This 50-year-old man had a history of acute lymphocytic leukaemia (ALL) and was undergoing chemotherapy for this. During treatment, he presented with acute onset of right lower quadrant pain and fever.

This CT shows typical features of a condition called ‘typhlitis’, also known as neutropenic colitis. This classically involves the caecum, often extending to involve the ascending colon, appendix and, in some cases, the terminal ileum.

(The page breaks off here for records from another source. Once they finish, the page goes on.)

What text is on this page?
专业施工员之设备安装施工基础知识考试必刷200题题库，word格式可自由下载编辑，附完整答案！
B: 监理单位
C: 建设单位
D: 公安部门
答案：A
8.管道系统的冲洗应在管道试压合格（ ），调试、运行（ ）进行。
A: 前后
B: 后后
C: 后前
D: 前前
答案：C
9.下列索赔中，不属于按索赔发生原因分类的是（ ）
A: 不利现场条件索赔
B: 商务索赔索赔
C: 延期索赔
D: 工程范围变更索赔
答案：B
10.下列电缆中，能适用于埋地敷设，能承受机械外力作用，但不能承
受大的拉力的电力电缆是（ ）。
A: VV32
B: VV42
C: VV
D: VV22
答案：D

The coronal CT image on the left shows thickening and oedema of the wall of the ascending colon, arrows. Note the enlarged spleen ‘S’, related to his underlying diagnosis of ALL. On the middle, sagittal image, you can see haziness (‘stranding’) of the fat adjacent to the caecum and ascending colon (arrows). The transverse image on the right also shows the circumferential thickening of the caecal wall.

Typhlitis is seen in immunocompromised patients, particularly those with an underlying haematological malignancy. The aetiology is considered to be multifactorial, involving a combination of relative ischaemia, the immunocompromised status of the patient, infection with various organisms (e.g. CMV, E. coli, C. difficile), and possibly mucosal infiltration by the underlying malignancy.

Management is with intensive antimicrobial treatment. Surgery is occasionally required when the process is complicated by pneumatosis or frank perforation. Mortality is reported to be up to 50%.

The differential diagnosis for this appearance would include right-sided diverticulitis, appendicitis (although the extent of the colonic wall thickening usually helps differentiate this), and inflammatory bowel disease. The clinical history is, of course, very helpful in making the correct diagnosis.